Andy Murray celebrates victory in his match against Bernard Tomic of Australia to wrap up Great Britain's triumph.

Jordan Mansfield

GLASGOW, Scotland — Andy Murray sent Britain into its first Davis Cup final in 37 years on Sunday, securing victory against Australia with a straight-sets win over Bernard Tomic.

Murray — ranked third in the world — produced a 7-5, 6-3, 6-2 triumph to send Britain into an unassailable 3-1 lead and ensure it will face Belgium or Argentina in the Nov. 27-29 final.

"We knew it would be an incredibly difficult match to win, Australia have great depth and experience," Murray said. "We fought extremely hard, everyone played their part in the team and I’m glad to finish it off today.

"It’s been a very tough weekend for me physically, and mentally it’s draining as well."

Murray won both his singles matches and doubles with his brother Jamie and now hopes to win the Davis Cup for Britain for the first time since 1936.

Britain’s last final appearance was in 1978.

"It would be an incredible achievement," Murray said. "There’s a long way to go and two incredibly difficult teams in front of us."

The Belgium-Argentina semifinal was tied at 2-2 as Murray spoke.

"It would be nice if Argentina could get through and we could play the final at home," Murray said.

Just as he was during Friday’s demolition of Thanasi Kokkinakis, Murray was on top form as he treated about 8,000 fans at the Emirates Arena to an outstanding array of shots.

The Scotsman has now helped the British to their last seven Davis Cup points — along with Jamie Murray — to see off the United States, France and now Australia.

Murray had endured four hours on court alongside his brother before seeing off Lleyton Hewitt and Sam Groth in Saturday’s doubles, but he could not have started any better as he launched two aces in his first three points.

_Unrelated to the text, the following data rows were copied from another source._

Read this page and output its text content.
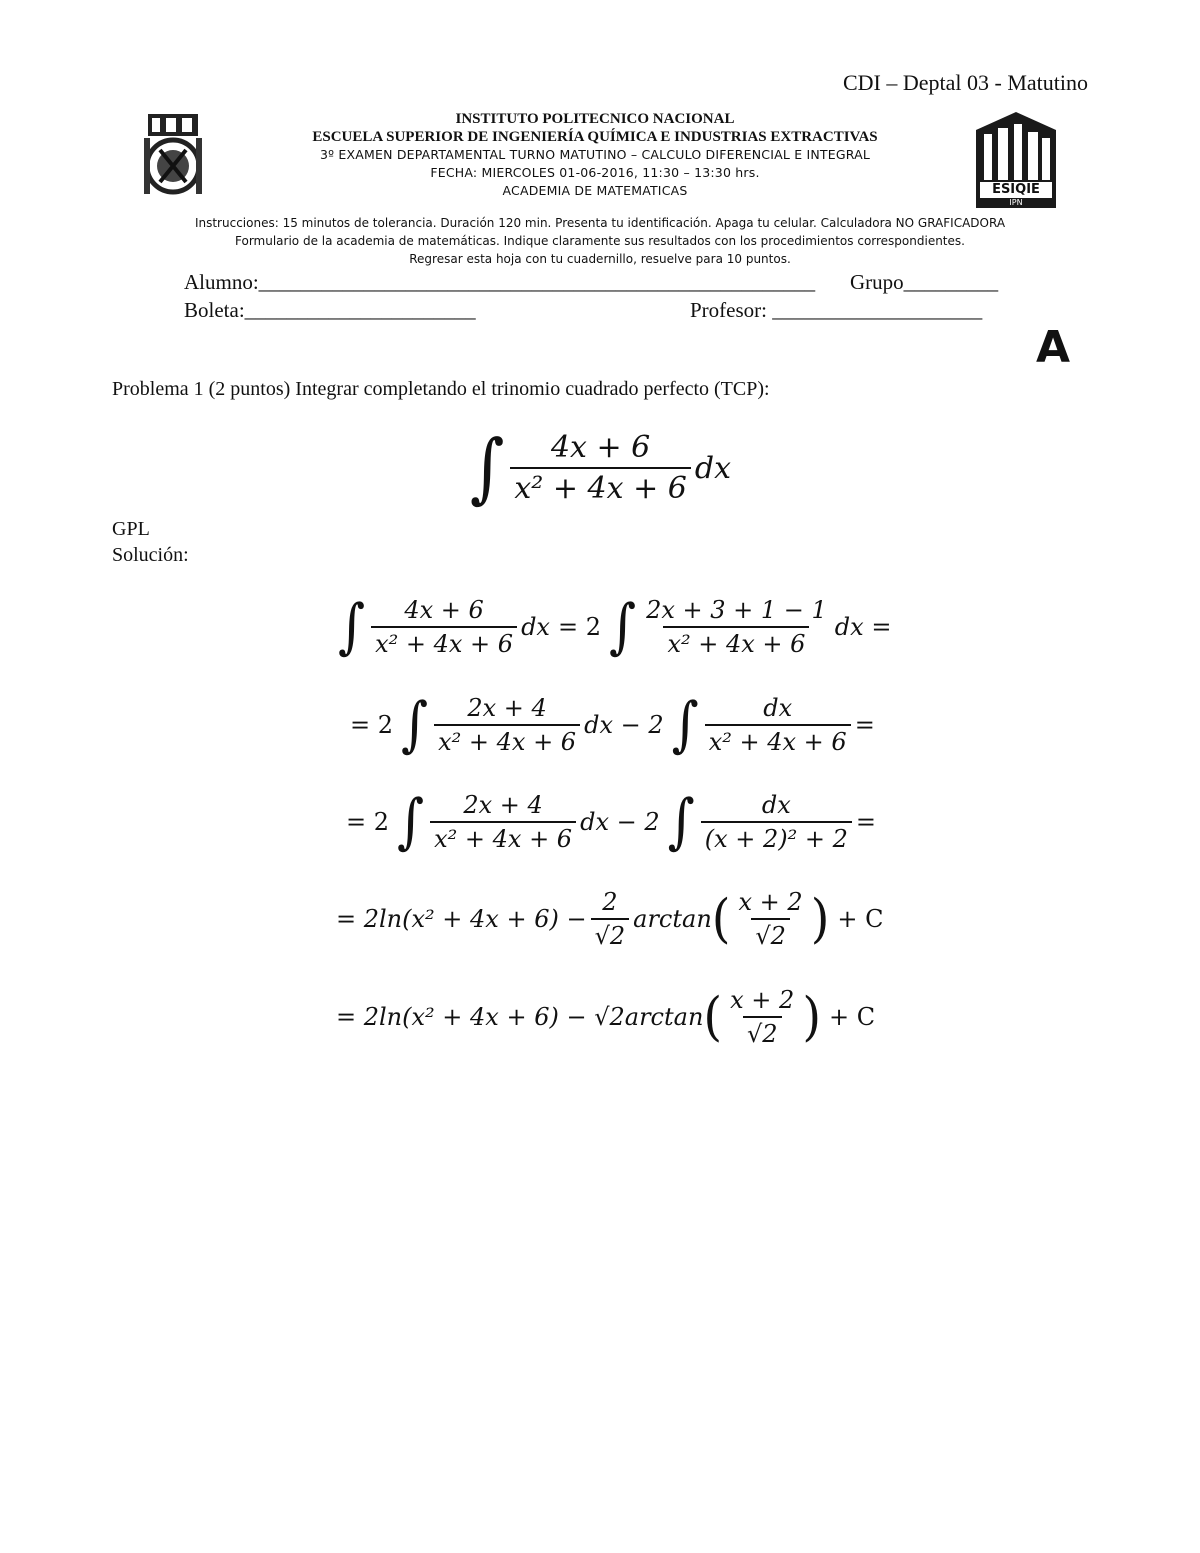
CDI – Deptal 03 - Matutino
INSTITUTO POLITECNICO NACIONAL
ESCUELA SUPERIOR DE INGENIERÍA QUÍMICA E INDUSTRIAS EXTRACTIVAS
3º EXAMEN DEPARTAMENTAL TURNO MATUTINO – CALCULO DIFERENCIAL E INTEGRAL
FECHA: MIERCOLES 01-06-2016, 11:30 – 13:30 hrs.
ACADEMIA DE MATEMATICAS	ESIQIE
IPN
Instrucciones: 15 minutos de tolerancia. Duración 120 min. Presenta tu identificación. Apaga tu celular. Calculadora NO GRAFICADORA
Formulario de la academia de matemáticas. Indique claramente sus resultados con los procedimientos correspondientes.
Regresar esta hoja con tu cuadernillo, resuelve para 10 puntos.
Alumno:_____________________________________________________ Grupo_________
Boleta:______________________	Profesor: ____________________
A
Problema 1 (2 puntos) Integrar completando el trinomio cuadrado perfecto (TCP):
∫ $\frac{4x + 6}{\text{x² + 4x + 6}}$ dx
GPL
Solución:
∫ $\frac{4x + 6}{\text{x² + 4x + 6}}$ dx = 2 ∫ $\frac{2x + 3 + 1 - 1}{\text{x² + 4x + 6}}$ dx =
= 2 ∫ $\frac{2x + 4}{\text{x² + 4x + 6}}$ dx − 2 ∫ $\frac{dx}{\text{x² + 4x + 6}}$ =
= 2 ∫ $\frac{2x + 4}{\text{x² + 4x + 6}}$ dx − 2 ∫ $\frac{dx}{\text{(x + 2)² + 2}}$ =
= $2\ln(x^2 + 4x + 6) - \frac{2}{√2}$ arctan ( $\frac{x + 2}{√2}$ ) + C
= 2ln(x² + 4x + 6) − √2arctan ( $\frac{x + 2}{√2}$ ) + C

Murray only lost one point in his first two service games and broke in Tomic’s second, winning his third break point when a deep, high shot put the Australian on the back foot before he sent a backhand into the net.

It was not entirely plain sailing. Murray was broken as he served for the set, after initially saving a break point he double-faulted and was then wide with a backhand to hand its 23rd-ranked opponent a way back into the set.


But the reprieve did not last long. Murray set up three break-points in the next game and finished Tomic off with a deft backhand drop shot.

Murray strengthened his grip in the fourth game of the second set, producing some magnificent defense work to return shots that were hard enough just to reach, and Tomic cracked when he smashed into the net to set up two break points.

Murray only needed one as his opponent this time sent a backhand into the net, and Britain’s top-ranked player went on to see out the set by confidently serving to love.

He soon broke to love to take control of the third set and he swept to victory in style.

He went 4-2 ahead thanks to two audacious drop shots in succession, followed by an ace, to leave Tomic looking utterly broken.

Tomic was broken in the next game and Murray wrapped up the victory when his opponent was wide with a return of serve.